The agreement became the framework for a Memorandum of Understanding between Greece and its lenders. It set out a timeframe for Athens to achieve key economic targets, including a medium-term primary surplus of 3.5 percent of GDP, a return to the privatization of public assets and cutting pension costs.
Political Fallout of Greek Bailout Deal
The deal was approved in the Greek parliament by 229 votes to 64, with six abstentions. The prime minister had to rely on opposition votes to shore up the required support for the creditors’ reforms package.
Speaking before the lawmakers two days after the deal, Tsipras took responsibility for the accord and defended the "difficult" choice he had made, saying there was no other way-out.

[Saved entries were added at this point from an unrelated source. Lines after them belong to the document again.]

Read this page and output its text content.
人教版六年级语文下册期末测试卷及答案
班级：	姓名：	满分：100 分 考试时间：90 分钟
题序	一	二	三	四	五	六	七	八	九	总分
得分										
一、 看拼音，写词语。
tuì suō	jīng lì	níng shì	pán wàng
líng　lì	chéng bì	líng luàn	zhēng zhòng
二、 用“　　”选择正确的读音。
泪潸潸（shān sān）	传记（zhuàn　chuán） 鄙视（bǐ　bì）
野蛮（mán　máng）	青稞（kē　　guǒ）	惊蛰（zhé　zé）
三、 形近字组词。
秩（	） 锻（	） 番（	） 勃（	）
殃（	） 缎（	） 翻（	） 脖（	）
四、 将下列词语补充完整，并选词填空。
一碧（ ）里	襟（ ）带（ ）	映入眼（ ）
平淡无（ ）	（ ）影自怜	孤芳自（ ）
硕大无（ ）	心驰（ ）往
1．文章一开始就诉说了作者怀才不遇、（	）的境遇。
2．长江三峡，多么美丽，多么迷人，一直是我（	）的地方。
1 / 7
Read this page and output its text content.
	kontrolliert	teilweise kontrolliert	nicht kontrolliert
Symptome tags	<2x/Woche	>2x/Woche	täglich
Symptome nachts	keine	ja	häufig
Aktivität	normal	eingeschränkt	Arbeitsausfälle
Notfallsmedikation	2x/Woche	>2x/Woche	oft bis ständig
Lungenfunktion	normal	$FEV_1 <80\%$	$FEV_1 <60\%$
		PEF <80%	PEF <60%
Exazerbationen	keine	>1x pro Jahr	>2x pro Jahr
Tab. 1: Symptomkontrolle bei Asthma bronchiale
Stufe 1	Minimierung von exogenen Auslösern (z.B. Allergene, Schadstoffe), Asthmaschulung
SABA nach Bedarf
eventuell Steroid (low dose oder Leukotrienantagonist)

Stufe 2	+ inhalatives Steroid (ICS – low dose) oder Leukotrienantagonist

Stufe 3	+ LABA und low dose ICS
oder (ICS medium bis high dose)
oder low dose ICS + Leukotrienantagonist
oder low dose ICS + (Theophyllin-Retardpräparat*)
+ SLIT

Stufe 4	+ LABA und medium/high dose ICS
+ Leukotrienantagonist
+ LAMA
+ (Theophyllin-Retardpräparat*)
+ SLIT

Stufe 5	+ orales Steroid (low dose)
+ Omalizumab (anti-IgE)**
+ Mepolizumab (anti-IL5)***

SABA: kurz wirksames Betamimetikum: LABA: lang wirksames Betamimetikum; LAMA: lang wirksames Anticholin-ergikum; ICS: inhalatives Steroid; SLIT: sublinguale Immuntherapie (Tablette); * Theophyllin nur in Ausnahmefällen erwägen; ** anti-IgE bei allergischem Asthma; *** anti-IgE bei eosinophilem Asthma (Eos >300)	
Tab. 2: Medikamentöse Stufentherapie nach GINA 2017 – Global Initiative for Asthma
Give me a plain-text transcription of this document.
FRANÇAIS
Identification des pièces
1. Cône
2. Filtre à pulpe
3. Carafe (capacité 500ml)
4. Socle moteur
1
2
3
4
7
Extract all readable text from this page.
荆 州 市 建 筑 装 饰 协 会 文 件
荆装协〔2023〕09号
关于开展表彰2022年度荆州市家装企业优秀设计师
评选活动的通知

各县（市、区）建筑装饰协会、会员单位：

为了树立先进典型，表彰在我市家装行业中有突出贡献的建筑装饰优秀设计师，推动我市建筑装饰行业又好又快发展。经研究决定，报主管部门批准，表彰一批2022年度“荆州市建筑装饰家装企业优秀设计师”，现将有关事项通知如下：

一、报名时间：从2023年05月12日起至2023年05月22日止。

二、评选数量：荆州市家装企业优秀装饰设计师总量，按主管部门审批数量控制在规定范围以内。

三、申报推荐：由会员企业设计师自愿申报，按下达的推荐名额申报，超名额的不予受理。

"I assume responsibility for a text I do not believe in, which I signed to avoid disaster, the collapse of the banks," he said.
The sudden U-turn in the leftist party’s policy caused fury within Syriza’s ranks, prompting 38 hardline party members to vote against the deal or abstain. These included former Finance Minister Yanis Varoufakis, who stepped down at the peak of bailout talks on July 6.
Twenty-five Syriza lawmakers who opposed Tsipras’s policy broke away to form a new anti-austerity party, called Popular Unity, which failed to get into parliament.
Syriza secured a second victory, finishing on 145 seats, four less than in January, and restored the coalition with ANEL. Tspiras lauded the results of the election as a "crystal clear" mandate from voters to carry on with the reforms.
The new government, sworn in on September 23, passed a package of austerity measures on mortgage-holder security and taxes in November in exchange for a bank rescue, marking a further climb-down by the leftist party. Two more Syriza lawmakers opposed the move and were expelled, reducing the party’s parliamentary majority to just three seats.